R is an open-source statistical language designed with a focus on data analysis. While its historical roots are in statistical applications, it is currently experiencing a rapid growth in popularity in all fields where data matters: from data science, through bioinformatics and finance, to machine learning. Key strengths contributing to this growth include its rich libraries ecosystem (over 6 thousands packages at the moment of writing) – often authored by the leading researchers in the field, providing early access to the latest techniques; beautiful, high-quality visualizations – supporting seamless exploratory data analysis and producing stunning presentations; all of this available in an interactive environment resulting in high productivity through fast iteration times.

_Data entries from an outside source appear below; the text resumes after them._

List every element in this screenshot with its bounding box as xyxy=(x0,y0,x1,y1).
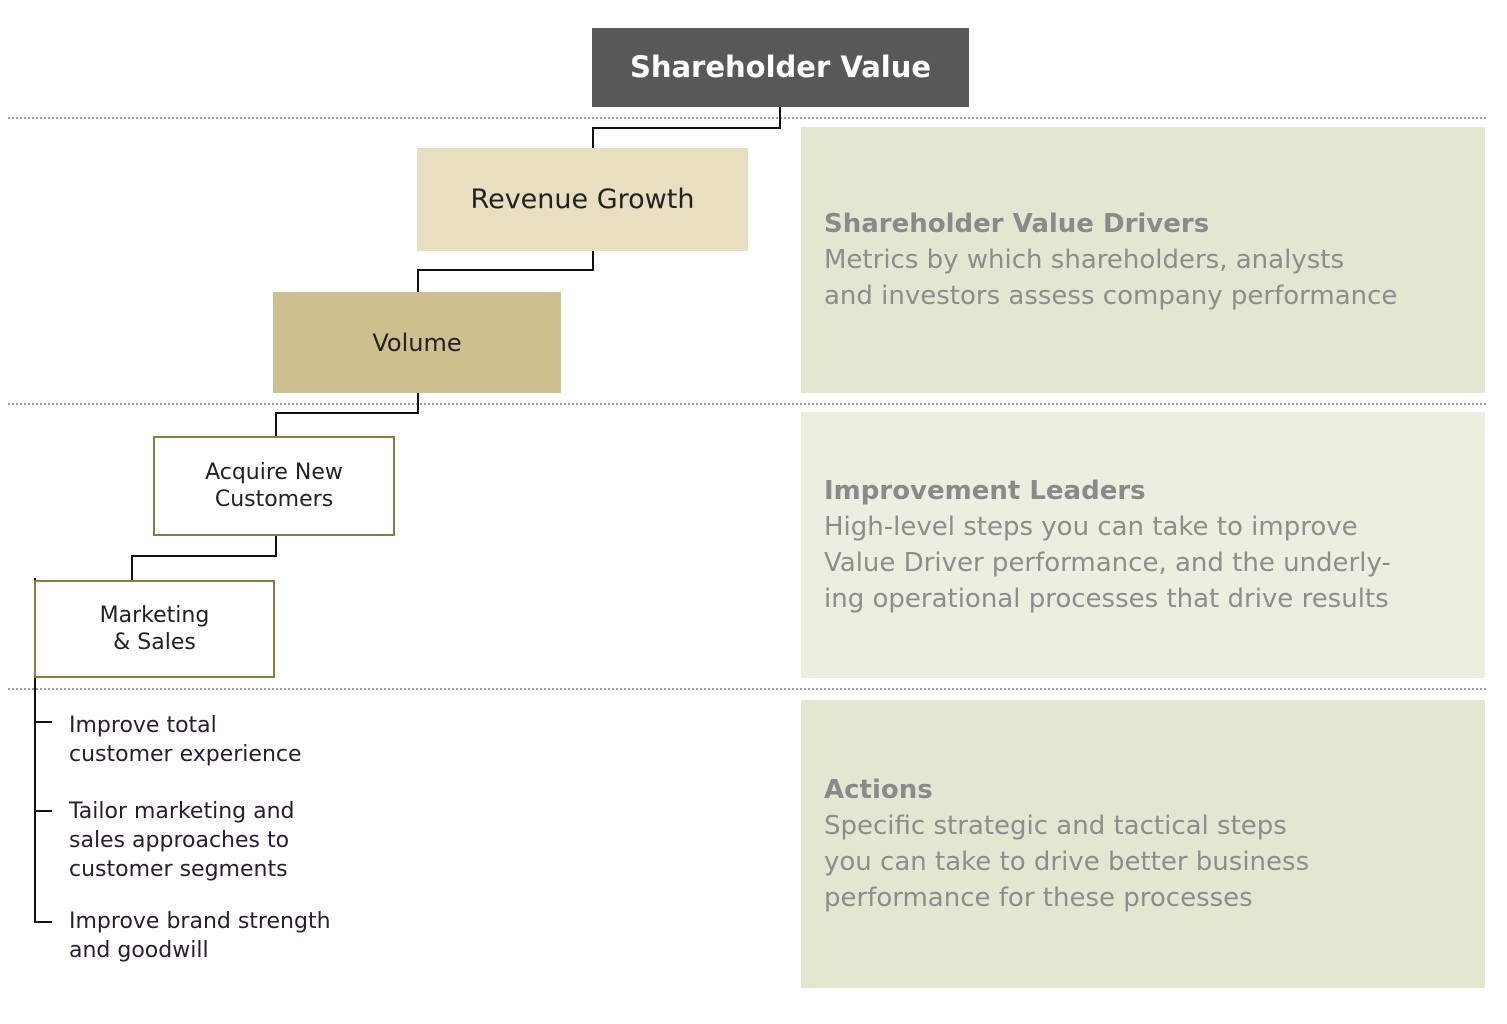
panel-text-line: ing operational processes that drive res… xyxy=(824,584,1389,614)
connector xyxy=(131,555,133,580)
marketing-label-line: & Sales xyxy=(113,630,196,655)
action-line: sales approaches to xyxy=(69,828,290,853)
action-line: Tailor marketing and xyxy=(69,799,295,824)
tier-separator-3 xyxy=(8,688,1486,690)
action-line: customer segments xyxy=(69,857,288,882)
connector xyxy=(275,412,419,414)
panel-title: Shareholder Value Drivers xyxy=(824,209,1210,239)
panel-text-line: you can take to drive better business xyxy=(824,847,1310,877)
connector xyxy=(417,269,594,271)
revenue-growth-node: Revenue Growth xyxy=(417,148,748,251)
acquire-new-customers-node: Acquire New Customers xyxy=(153,436,395,536)
shareholder-value-label: Shareholder Value xyxy=(629,50,932,85)
connector xyxy=(417,269,419,292)
improvement-leaders-panel: Improvement Leaders High-level steps you… xyxy=(801,412,1485,678)
marketing-label-line: Marketing xyxy=(99,602,210,628)
marketing-sales-node: Marketing & Sales xyxy=(34,580,275,678)
action-tick xyxy=(34,810,52,812)
tier-separator-2 xyxy=(8,403,1486,405)
action-item: Improve total customer experience xyxy=(69,711,302,769)
actions-panel: Actions Specific strategic and tactical … xyxy=(801,700,1485,988)
action-tick xyxy=(34,921,52,923)
connector xyxy=(275,412,277,436)
acquire-label-line: Acquire New xyxy=(205,459,343,485)
volume-node: Volume xyxy=(273,292,561,393)
connector xyxy=(275,536,277,557)
action-line: customer experience xyxy=(69,742,302,767)
revenue-growth-label: Revenue Growth xyxy=(470,183,695,215)
action-tick xyxy=(34,721,52,723)
shareholder-value-drivers-panel: Shareholder Value Drivers Metrics by whi… xyxy=(801,127,1485,393)
connector xyxy=(592,127,594,148)
tier-separator-1 xyxy=(8,117,1486,119)
connector xyxy=(131,555,277,557)
connector xyxy=(417,393,419,414)
action-line: and goodwill xyxy=(69,938,209,963)
action-item: Tailor marketing and sales approaches to… xyxy=(69,797,294,884)
acquire-label-line: Customers xyxy=(214,487,334,512)
connector xyxy=(779,107,781,129)
action-line: Improve brand strength xyxy=(69,909,331,934)
connector xyxy=(592,127,781,129)
panel-text-line: performance for these processes xyxy=(824,883,1253,913)
shareholder-value-node: Shareholder Value xyxy=(592,28,969,107)
panel-text-line: Specific strategic and tactical steps xyxy=(824,811,1287,841)
panel-title: Actions xyxy=(824,775,933,805)
connector xyxy=(592,251,594,271)
volume-label: Volume xyxy=(372,328,462,357)
panel-text-line: and investors assess company performance xyxy=(824,281,1398,311)
action-item: Improve brand strength and goodwill xyxy=(69,907,331,965)
panel-text-line: Metrics by which shareholders, analysts xyxy=(824,245,1344,275)
action-spine xyxy=(34,578,36,923)
panel-title: Improvement Leaders xyxy=(824,476,1146,506)
action-line: Improve total xyxy=(69,713,217,738)
panel-text-line: High-level steps you can take to improve xyxy=(824,512,1358,542)
panel-text-line: Value Driver performance, and the underl… xyxy=(824,548,1391,578)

At the same time, there are no free lunches in programming: the dynamic, interactive nature of R does have its costs, including a significant impact on run-time performance. In an era of growing data sizes and increasingly realistic models this concern is only becoming more important.

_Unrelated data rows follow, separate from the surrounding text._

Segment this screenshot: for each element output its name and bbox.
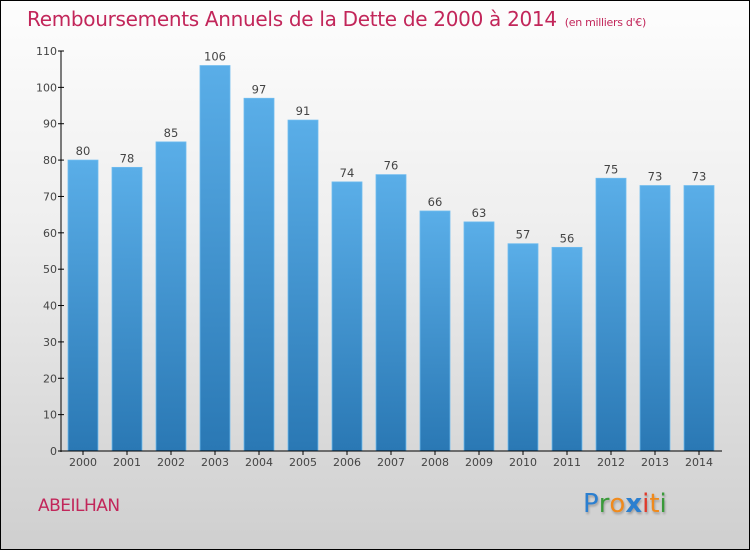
bar-2003 bbox=[199, 65, 231, 452]
bar-2010 bbox=[507, 243, 539, 452]
x-tick-label-2004: 2004 bbox=[245, 456, 273, 469]
bar-2012 bbox=[595, 177, 627, 452]
x-tick-label-2013: 2013 bbox=[641, 456, 669, 469]
bar-2009 bbox=[463, 221, 495, 452]
bar-2002 bbox=[155, 141, 187, 452]
data-label-2005: 91 bbox=[296, 104, 311, 118]
bar-2001 bbox=[111, 166, 143, 452]
data-label-2009: 63 bbox=[472, 206, 487, 220]
data-label-2012: 75 bbox=[604, 162, 619, 176]
x-tick-label-2009: 2009 bbox=[465, 456, 493, 469]
x-tick-label-2000: 2000 bbox=[69, 456, 97, 469]
x-tick-label-2011: 2011 bbox=[553, 456, 581, 469]
y-tick-label-110: 110 bbox=[36, 45, 57, 58]
bars-group: 80 78 85 106 97 91 74 76 66 63 57 56 75 73 73 bbox=[67, 50, 715, 452]
data-label-2003: 106 bbox=[204, 50, 226, 64]
y-axis: 0 10 20 30 40 50 60 70 80 90 100 110 bbox=[36, 45, 64, 458]
y-tick-label-100: 100 bbox=[36, 81, 57, 94]
proxiti-logo[interactable]: Proxiti bbox=[583, 489, 667, 519]
y-tick-label-40: 40 bbox=[43, 300, 57, 313]
y-tick-label-10: 10 bbox=[43, 409, 57, 422]
data-label-2001: 78 bbox=[120, 151, 135, 165]
y-tick-label-60: 60 bbox=[43, 227, 57, 240]
data-label-2007: 76 bbox=[384, 159, 399, 173]
bar-2013 bbox=[639, 185, 671, 452]
logo-letter: t bbox=[649, 489, 660, 519]
data-label-2010: 57 bbox=[516, 228, 531, 242]
x-tick-label-2008: 2008 bbox=[421, 456, 449, 469]
y-tick-label-90: 90 bbox=[43, 118, 57, 131]
x-tick-label-2014: 2014 bbox=[685, 456, 713, 469]
logo-letter: i bbox=[659, 489, 667, 519]
x-tick-label-2012: 2012 bbox=[597, 456, 625, 469]
y-tick-label-50: 50 bbox=[43, 263, 57, 276]
data-label-2014: 73 bbox=[692, 170, 707, 184]
x-tick-label-2002: 2002 bbox=[157, 456, 185, 469]
x-tick-label-2007: 2007 bbox=[377, 456, 405, 469]
logo-letter: P bbox=[583, 489, 599, 519]
chart-title: Remboursements Annuels de la Dette de 20… bbox=[27, 7, 646, 31]
bar-2004 bbox=[243, 97, 275, 452]
logo-letter: x bbox=[625, 489, 643, 519]
data-label-2004: 97 bbox=[252, 82, 267, 96]
bar-2008 bbox=[419, 210, 451, 452]
y-tick-label-0: 0 bbox=[50, 445, 57, 458]
bar-2014 bbox=[683, 185, 715, 452]
y-tick-label-80: 80 bbox=[43, 154, 57, 167]
chart-subtitle: (en milliers d'€) bbox=[564, 16, 646, 29]
x-tick-label-2006: 2006 bbox=[333, 456, 361, 469]
x-axis: 2000 2001 2002 2003 2004 2005 2006 2007 2008 2009… bbox=[61, 450, 722, 469]
chart-title-text: Remboursements Annuels de la Dette de 20… bbox=[27, 7, 557, 31]
data-label-2011: 56 bbox=[560, 231, 575, 245]
bar-2000 bbox=[67, 159, 99, 452]
y-tick-label-70: 70 bbox=[43, 190, 57, 203]
x-tick-label-2001: 2001 bbox=[113, 456, 141, 469]
data-label-2000: 80 bbox=[76, 144, 91, 158]
bar-2011 bbox=[551, 246, 583, 452]
commune-name: ABEILHAN bbox=[38, 496, 120, 516]
y-tick-label-20: 20 bbox=[43, 372, 57, 385]
data-label-2002: 85 bbox=[164, 126, 179, 140]
data-label-2008: 66 bbox=[428, 195, 443, 209]
logo-letter: r bbox=[598, 489, 610, 519]
logo-letter: i bbox=[642, 489, 650, 519]
data-label-2013: 73 bbox=[648, 170, 663, 184]
x-tick-label-2005: 2005 bbox=[289, 456, 317, 469]
x-tick-label-2010: 2010 bbox=[509, 456, 537, 469]
logo-letter: o bbox=[609, 489, 626, 519]
x-tick-label-2003: 2003 bbox=[201, 456, 229, 469]
bar-2007 bbox=[375, 174, 407, 452]
bar-2005 bbox=[287, 119, 319, 452]
data-label-2006: 74 bbox=[340, 166, 355, 180]
y-tick-label-30: 30 bbox=[43, 336, 57, 349]
bar-2006 bbox=[331, 181, 363, 452]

In this talk we provide an introduction to Rcpp – a library allowing smooth integration of R with C++, combining the productivity benefits of R for data science together with the performance of C++. First released in 2005, today it’s the most popular language extension for R -- used by over 400 packages. We'll also discuss challenges (as well as possible solutions) involved in integrating modern C++ code, and demonstrate the usage of popular C++ libraries in practice. We’ll conclude the talk with the RInside package allowing to embed R in C++.